In 1982 we were supporting applications running in the Digital Equipment Corporation (DEC) computer environment. This specific application, which was developed in Assembler language by a different firm, used Memory Mapping and ran on a RSX11S platform on a PDP 11/10 with 16K of memory (yes, that is a K not an M). That in itself seems ridiculous nowadays. The application monitored alarm points for a number of sites in our company.

Our data was stored data consecutively in a data store in order to use Memory Mapping. Then we were told we had to add some alarm points at specific sites, something that was not suppose to happen according to original requirements.

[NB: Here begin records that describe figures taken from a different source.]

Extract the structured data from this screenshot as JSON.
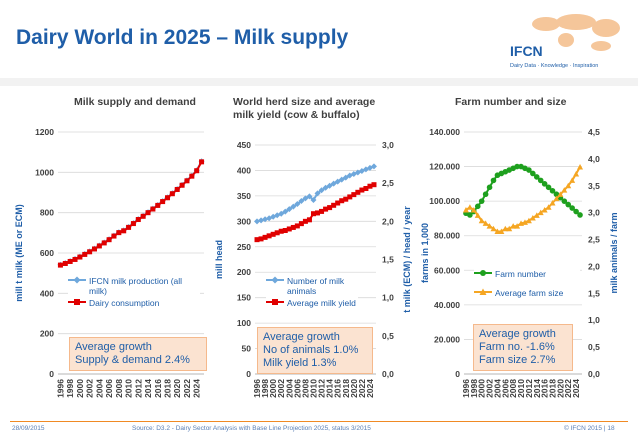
{
  "slide": {
    "title": "Dairy World in 2025 – Milk supply",
    "logo_text": "IFCN",
    "logo_tagline": "Dairy Data · Knowledge · Inspiration",
    "footer_date": "28/09/2015",
    "footer_source": "Source: D3.2 - Dairy Sector Analysis with Base Line Projection 2025, status 3/2015",
    "footer_page": "© IFCN  2015 | 18",
    "colors": {
      "title": "#1f5ea8",
      "accent": "#f08a24",
      "note_bg": "#fbe3d1"
    }
  },
  "chart_data": [
    {
      "type": "line",
      "title": "Milk supply and demand",
      "ylabel": "mill t milk (ME or ECM)",
      "ylim": [
        0,
        1200
      ],
      "yticks": [
        "0",
        "200",
        "400",
        "600",
        "800",
        "1000",
        "1200"
      ],
      "x": [
        1996,
        1997,
        1998,
        1999,
        2000,
        2001,
        2002,
        2003,
        2004,
        2005,
        2006,
        2007,
        2008,
        2009,
        2010,
        2011,
        2012,
        2013,
        2014,
        2015,
        2016,
        2017,
        2018,
        2019,
        2020,
        2021,
        2022,
        2023,
        2024,
        2025
      ],
      "xticks": [
        "1996",
        "1998",
        "2000",
        "2002",
        "2004",
        "2006",
        "2008",
        "2010",
        "2012",
        "2014",
        "2016",
        "2018",
        "2020",
        "2022",
        "2024"
      ],
      "series": [
        {
          "name": "IFCN milk production (all milk)",
          "color": "#6fa8dc",
          "marker": "diamond",
          "values": [
            542,
            550,
            560,
            570,
            582,
            595,
            608,
            622,
            637,
            652,
            668,
            686,
            703,
            712,
            729,
            748,
            768,
            784,
            802,
            820,
            838,
            857,
            876,
            896,
            917,
            938,
            960,
            983,
            1010,
            1055
          ]
        },
        {
          "name": "Dairy consumption",
          "color": "#e00000",
          "marker": "square",
          "values": [
            540,
            548,
            558,
            568,
            580,
            593,
            606,
            620,
            635,
            650,
            666,
            684,
            701,
            710,
            727,
            746,
            766,
            782,
            800,
            818,
            836,
            855,
            874,
            894,
            915,
            936,
            958,
            981,
            1008,
            1052
          ]
        }
      ],
      "note": [
        "Average growth",
        "Supply & demand 2.4%"
      ]
    },
    {
      "type": "line",
      "title": "World herd size and average milk yield (cow & buffalo)",
      "ylabel": "mill head",
      "y2label": "t milk (ECM) / head / year",
      "ylim": [
        0,
        450
      ],
      "y2lim": [
        0,
        3
      ],
      "yticks": [
        "0",
        "50",
        "100",
        "150",
        "200",
        "250",
        "300",
        "350",
        "400",
        "450"
      ],
      "y2ticks": [
        "0,0",
        "0,5",
        "1,0",
        "1,5",
        "2,0",
        "2,5",
        "3,0"
      ],
      "x": [
        1996,
        1997,
        1998,
        1999,
        2000,
        2001,
        2002,
        2003,
        2004,
        2005,
        2006,
        2007,
        2008,
        2009,
        2010,
        2011,
        2012,
        2013,
        2014,
        2015,
        2016,
        2017,
        2018,
        2019,
        2020,
        2021,
        2022,
        2023,
        2024,
        2025
      ],
      "xticks": [
        "1996",
        "1998",
        "2000",
        "2002",
        "2004",
        "2006",
        "2008",
        "2010",
        "2012",
        "2014",
        "2016",
        "2018",
        "2020",
        "2022",
        "2024"
      ],
      "series": [
        {
          "name": "Number of milk animals",
          "color": "#6fa8dc",
          "marker": "diamond",
          "axis": "left",
          "values": [
            300,
            302,
            304,
            306,
            309,
            312,
            315,
            319,
            324,
            329,
            334,
            340,
            345,
            349,
            342,
            355,
            361,
            366,
            370,
            374,
            378,
            382,
            386,
            390,
            393,
            396,
            399,
            402,
            405,
            408
          ]
        },
        {
          "name": "Average milk yield",
          "color": "#e00000",
          "marker": "square",
          "axis": "right",
          "values": [
            1.76,
            1.77,
            1.79,
            1.81,
            1.83,
            1.85,
            1.87,
            1.88,
            1.9,
            1.92,
            1.94,
            1.97,
            2.0,
            2.02,
            2.1,
            2.11,
            2.13,
            2.16,
            2.18,
            2.21,
            2.24,
            2.27,
            2.29,
            2.32,
            2.35,
            2.38,
            2.41,
            2.43,
            2.46,
            2.48
          ]
        }
      ],
      "note": [
        "Average growth",
        "No of animals 1.0%",
        "Milk yield 1.3%"
      ]
    },
    {
      "type": "line",
      "title": "Farm number and size",
      "ylabel": "farms in 1,000",
      "y2label": "milk animals / farm",
      "ylim": [
        0,
        140000
      ],
      "y2lim": [
        0,
        4.5
      ],
      "yticks": [
        "0",
        "20.000",
        "40.000",
        "60.000",
        "80.000",
        "100.000",
        "120.000",
        "140.000"
      ],
      "y2ticks": [
        "0,0",
        "0,5",
        "1,0",
        "1,5",
        "2,0",
        "2,5",
        "3,0",
        "3,5",
        "4,0",
        "4,5"
      ],
      "x": [
        1996,
        1997,
        1998,
        1999,
        2000,
        2001,
        2002,
        2003,
        2004,
        2005,
        2006,
        2007,
        2008,
        2009,
        2010,
        2011,
        2012,
        2013,
        2014,
        2015,
        2016,
        2017,
        2018,
        2019,
        2020,
        2021,
        2022,
        2023,
        2024,
        2025
      ],
      "xticks": [
        "1996",
        "1998",
        "2000",
        "2002",
        "2004",
        "2006",
        "2008",
        "2010",
        "2012",
        "2014",
        "2016",
        "2018",
        "2020",
        "2022",
        "2024"
      ],
      "series": [
        {
          "name": "Farm number",
          "color": "#1ea01e",
          "marker": "circle",
          "axis": "left",
          "values": [
            93000,
            92000,
            94000,
            97000,
            100000,
            104000,
            108000,
            112000,
            115000,
            116000,
            117000,
            118000,
            119000,
            120000,
            120000,
            119000,
            118000,
            116000,
            114000,
            112000,
            110000,
            108000,
            106000,
            104000,
            102000,
            100000,
            98000,
            96000,
            94000,
            92000
          ]
        },
        {
          "name": "Average farm size",
          "color": "#f5a623",
          "marker": "triangle",
          "axis": "right",
          "values": [
            3.05,
            3.1,
            3.05,
            2.95,
            2.85,
            2.8,
            2.75,
            2.7,
            2.65,
            2.65,
            2.7,
            2.7,
            2.75,
            2.75,
            2.8,
            2.82,
            2.85,
            2.9,
            2.95,
            3.0,
            3.05,
            3.1,
            3.18,
            3.26,
            3.34,
            3.42,
            3.5,
            3.6,
            3.72,
            3.85
          ]
        }
      ],
      "note": [
        "Average growth",
        "Farm no. -1.6%",
        "Farm size 2.7%"
      ]
    }
  ]
}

programmer, named Ron, was tasked with developing a program (this would be the largest program in our application) to ‘insert’ these alarms at specific sites. Ron started by drawing out flowcharts and never strayed from those flowcharts to begin coding. After completion and review of the flowcharts, he then coded his program, assembled it and prepared it for testing. The program required to add points in multiples of 16, so the first action in the program was to ask for the number of points and verify that it was a multiple of 16. When you typed a number in your assembler code, the assembler assumed it was an Octal value, unless you put a decimal after the number. Ron had forgot to type a decimal after his number 16 in his source code. That was quickly corrected and then he ran the program.

Ron had been working less than a year for our company. From this point on, this program worked flawlessly for the life of this application. This was the first time and last time I ever saw a computer program developed error free (not counting the typo on the 16.). To me this was quite a feat, considering this was developed in Assembler language.